Morgan Neville’s portrait of Steve Martin is divided into two quite different feature-length episodes. The first, “Then”, explores the comedy legend’s rise to fame – a long and arduous journey to an unprecedented level of success for a stand-up comic, as the “wild and crazy guy” who could fill stadiums. 

“Now” is a much more personal account of Martin today – he is 78, married for the second time and a father; and, after an uneven career in movies, writer and star of the streaming sensation Only Murders in the Building, and back on stage with his great friend Martin Short.  

As so often with comics, there is a streak of deep melancholy in Martin.
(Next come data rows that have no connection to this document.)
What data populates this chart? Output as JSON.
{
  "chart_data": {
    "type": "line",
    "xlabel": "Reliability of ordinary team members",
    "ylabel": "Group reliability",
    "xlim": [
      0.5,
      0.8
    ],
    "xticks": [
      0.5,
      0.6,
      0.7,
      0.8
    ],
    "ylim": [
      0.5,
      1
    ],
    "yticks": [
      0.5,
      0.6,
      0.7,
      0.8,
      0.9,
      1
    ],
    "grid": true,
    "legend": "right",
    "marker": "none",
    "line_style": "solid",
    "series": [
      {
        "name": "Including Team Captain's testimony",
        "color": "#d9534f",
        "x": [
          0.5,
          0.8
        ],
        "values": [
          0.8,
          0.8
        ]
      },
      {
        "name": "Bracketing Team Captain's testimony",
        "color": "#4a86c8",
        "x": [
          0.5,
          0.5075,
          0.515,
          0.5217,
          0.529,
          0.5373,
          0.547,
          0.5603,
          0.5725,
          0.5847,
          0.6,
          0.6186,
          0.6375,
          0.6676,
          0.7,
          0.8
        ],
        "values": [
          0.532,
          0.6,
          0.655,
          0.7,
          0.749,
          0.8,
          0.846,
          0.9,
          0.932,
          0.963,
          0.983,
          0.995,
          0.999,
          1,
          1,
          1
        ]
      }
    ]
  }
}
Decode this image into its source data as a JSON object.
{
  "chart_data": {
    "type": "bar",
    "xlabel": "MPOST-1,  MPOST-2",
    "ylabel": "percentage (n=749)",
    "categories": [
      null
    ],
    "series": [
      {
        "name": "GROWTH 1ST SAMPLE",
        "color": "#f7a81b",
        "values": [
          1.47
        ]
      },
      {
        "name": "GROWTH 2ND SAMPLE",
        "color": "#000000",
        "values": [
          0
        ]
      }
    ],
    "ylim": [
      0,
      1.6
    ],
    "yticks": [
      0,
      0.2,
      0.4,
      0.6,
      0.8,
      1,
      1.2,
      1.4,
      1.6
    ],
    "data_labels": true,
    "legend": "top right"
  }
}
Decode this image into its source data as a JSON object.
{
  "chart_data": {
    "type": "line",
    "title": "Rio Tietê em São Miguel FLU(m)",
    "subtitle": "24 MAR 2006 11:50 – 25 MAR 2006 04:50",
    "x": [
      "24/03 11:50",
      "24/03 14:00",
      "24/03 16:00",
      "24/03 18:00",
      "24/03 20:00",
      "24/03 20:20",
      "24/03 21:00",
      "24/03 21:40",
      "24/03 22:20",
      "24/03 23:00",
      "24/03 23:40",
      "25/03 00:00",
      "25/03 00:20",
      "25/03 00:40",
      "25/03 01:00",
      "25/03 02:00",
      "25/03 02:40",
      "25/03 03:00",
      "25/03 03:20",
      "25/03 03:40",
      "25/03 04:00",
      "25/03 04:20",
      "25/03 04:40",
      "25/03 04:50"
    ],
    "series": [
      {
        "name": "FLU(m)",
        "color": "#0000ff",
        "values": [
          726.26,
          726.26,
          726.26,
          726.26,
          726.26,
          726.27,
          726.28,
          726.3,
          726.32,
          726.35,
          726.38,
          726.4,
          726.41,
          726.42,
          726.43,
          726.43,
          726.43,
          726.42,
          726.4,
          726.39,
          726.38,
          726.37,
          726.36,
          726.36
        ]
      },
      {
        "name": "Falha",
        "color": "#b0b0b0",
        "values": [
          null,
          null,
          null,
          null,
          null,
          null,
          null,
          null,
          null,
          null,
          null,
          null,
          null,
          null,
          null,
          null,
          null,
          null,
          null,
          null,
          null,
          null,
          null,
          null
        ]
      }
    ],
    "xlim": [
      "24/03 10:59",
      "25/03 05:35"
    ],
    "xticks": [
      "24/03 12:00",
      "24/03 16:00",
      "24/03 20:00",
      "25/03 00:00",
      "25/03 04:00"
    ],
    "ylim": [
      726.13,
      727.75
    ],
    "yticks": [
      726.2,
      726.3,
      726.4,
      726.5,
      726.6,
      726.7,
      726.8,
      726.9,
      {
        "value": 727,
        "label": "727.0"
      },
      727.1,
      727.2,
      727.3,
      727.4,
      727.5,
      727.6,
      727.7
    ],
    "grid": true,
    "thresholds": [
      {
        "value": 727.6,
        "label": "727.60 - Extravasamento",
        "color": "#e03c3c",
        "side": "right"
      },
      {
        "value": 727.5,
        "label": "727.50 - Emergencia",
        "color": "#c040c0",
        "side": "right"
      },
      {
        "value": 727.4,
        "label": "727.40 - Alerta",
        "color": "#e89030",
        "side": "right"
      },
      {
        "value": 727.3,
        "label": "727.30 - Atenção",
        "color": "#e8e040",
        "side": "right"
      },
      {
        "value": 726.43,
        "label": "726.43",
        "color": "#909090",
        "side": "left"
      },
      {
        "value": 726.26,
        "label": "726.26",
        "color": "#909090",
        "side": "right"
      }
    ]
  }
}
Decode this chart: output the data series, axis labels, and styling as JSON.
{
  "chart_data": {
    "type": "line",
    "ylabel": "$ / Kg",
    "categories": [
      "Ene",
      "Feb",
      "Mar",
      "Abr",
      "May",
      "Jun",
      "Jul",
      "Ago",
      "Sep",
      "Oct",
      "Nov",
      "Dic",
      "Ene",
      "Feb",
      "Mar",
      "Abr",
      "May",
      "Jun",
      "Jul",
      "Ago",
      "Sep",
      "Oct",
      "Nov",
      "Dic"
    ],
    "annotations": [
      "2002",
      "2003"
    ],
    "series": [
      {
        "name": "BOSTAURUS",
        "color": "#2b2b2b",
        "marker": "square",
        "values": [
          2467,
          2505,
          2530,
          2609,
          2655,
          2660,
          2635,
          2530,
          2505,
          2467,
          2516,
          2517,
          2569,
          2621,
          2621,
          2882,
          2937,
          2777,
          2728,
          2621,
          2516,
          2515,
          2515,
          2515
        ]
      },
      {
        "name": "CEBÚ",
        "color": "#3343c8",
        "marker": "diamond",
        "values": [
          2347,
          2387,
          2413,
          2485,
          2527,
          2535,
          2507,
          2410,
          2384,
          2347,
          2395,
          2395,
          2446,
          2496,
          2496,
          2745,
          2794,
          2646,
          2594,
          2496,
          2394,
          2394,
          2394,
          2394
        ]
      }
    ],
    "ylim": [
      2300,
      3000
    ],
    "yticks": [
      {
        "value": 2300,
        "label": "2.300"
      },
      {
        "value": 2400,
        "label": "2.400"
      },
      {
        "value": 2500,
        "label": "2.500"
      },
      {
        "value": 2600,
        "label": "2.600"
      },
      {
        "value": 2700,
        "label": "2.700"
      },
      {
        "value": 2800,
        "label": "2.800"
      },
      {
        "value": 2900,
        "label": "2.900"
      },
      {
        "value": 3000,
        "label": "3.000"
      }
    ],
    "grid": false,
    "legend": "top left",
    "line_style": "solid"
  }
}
He found it all but impossible to please his father Glenn, whose reaction after seeing his smash hit movie The Jerk (1979) was: “Well, you’re no Charlie Chaplin”.

Tina Fey, Eric Idle and Diane Keaton all admit that he is ultimately unknowable. But the arc of his biography is a happy one: from solitude and anxiety attacks to unexpectedly prolonged professional success and the joys of family, discovered relatively late in life. If the answer lay all along in the ordinary rather than the insanely exceptional, perhaps that it is the moral of the story.

CINEMA

LATE NIGHT WITH THE DEVIL
Selected cinemas 

A quarter of a century has passed since The Blair Witch Project established the “found-footage” movie as a cineplex staple – one that seemed, frankly, to have run its course. But, in this supposed unearthing of a 1977 Hallowe’en talk show special, Australian brothers Cameron and Colin Cairnes have breathed fresh life into the genre.

David Dastmalchian (recently seen as the McCarthyite fanatic William Borden in Oppenheimer) is terrific as Jack Delroy, host of Night Owls, which, after many years of competition with Johnny Carson’s Tonight Show, is facing cancellation. 

Cue a ridiculous psychic, Christou (Fayssal Bazzi), a debunker magician (Ian Bliss) clearly based on James Randi, and – top of the bill – the allegedly possessed 13-year-old survivor of a demonic cult’s mass suicide, Lilly (Ingrid Torelli), and her doctor, the celebrity parapsychologist Dr June Ross-Mitchell (Laura Gordon). What could possibly go wrong?

PS: I love the fact – if it is indeed a fact – that Late Night with the Devil took $666,666 the Sunday before last in the US.